Он стоял перед ней пунцовый от стыда и не знал, куда деть глаза и руки. За темным окном падал мокрый снег. А в буфете, перекликаясь с люстрой, тоненько и чисто пели серебряные колокольчики.
— Не нужно, мама, — выдавил он. — Я вчера сказал… Но мы вчера не у Юры… Мы в кино ходили.
Она прижала Сашу к себе, сунула в руку подарок, шепнула:
— Я поняла, сынок. Вчера поняла. И пусть мой подарок будет как бы авансом. Ладно? Я знаю, что ты больше никогда не обманешь меня. Ведь иначе получится, что я тоже лгунья: хвастаюсь, что ты всегда говоришь правду.
В их семье это было самым главным богатством — безупречная, какая-то даже мелочная и чуточку наивная честность. А та «вечка», когда Сашу призвали в армию, осталась лежать на этажерке рядом с высоким хрустальным стаканом, в который мама ставила цветы, и фотографией отца, погибшего на озере Хасан…

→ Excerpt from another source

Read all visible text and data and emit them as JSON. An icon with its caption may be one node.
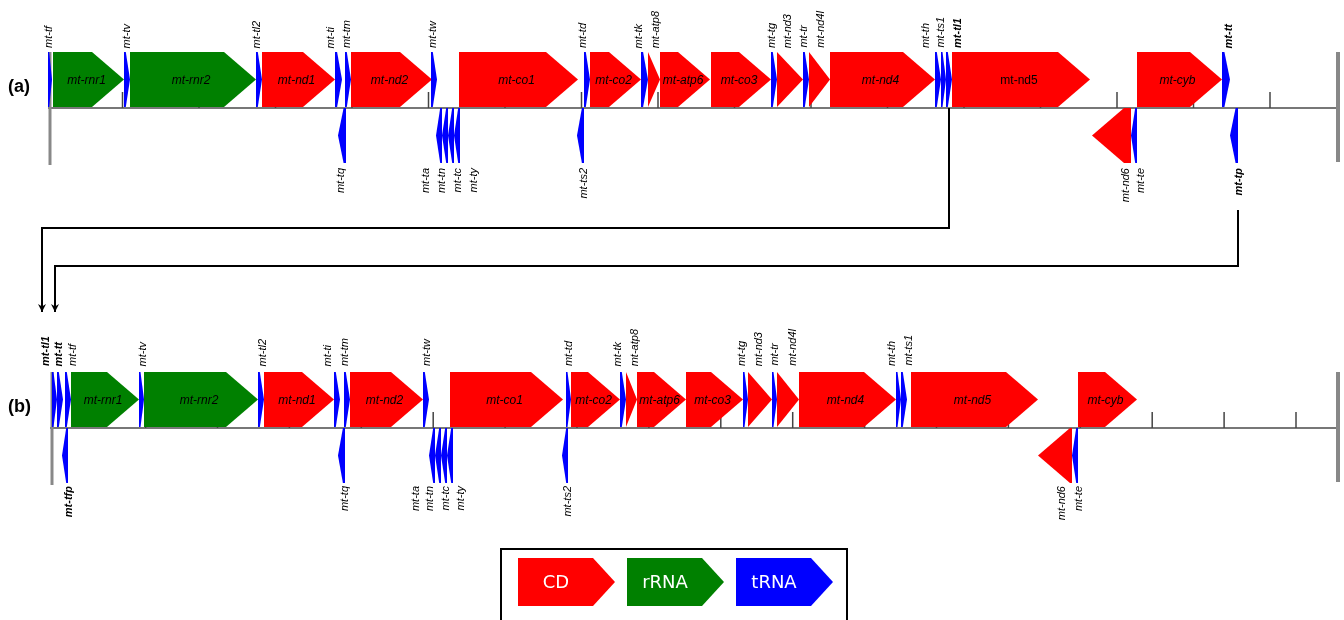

Плыть становилось все тяжелей. Волна шла им навстречу. Она выталкивала Чихачева из вогнутой деревянной скорлупы, и он распластал в воде раскинутые руки, словно пытался удержаться и сохранить равновесие.
— Посинел он весь, — проговорил Виктор, сдерживая холодную дрожь. — Помер он, наверное, а, Санька?
Лицо Чихачева и вправду сделалось белесо-синим. Запрокинув голову, он смотрел не то в небо, не то туда, где погиб их большой «охотник». Вернее, не смотрел, а упирался вдаль застывшим, немым взглядом. Голова покачивалась на крае расщепленных досок в такт с ударами волны.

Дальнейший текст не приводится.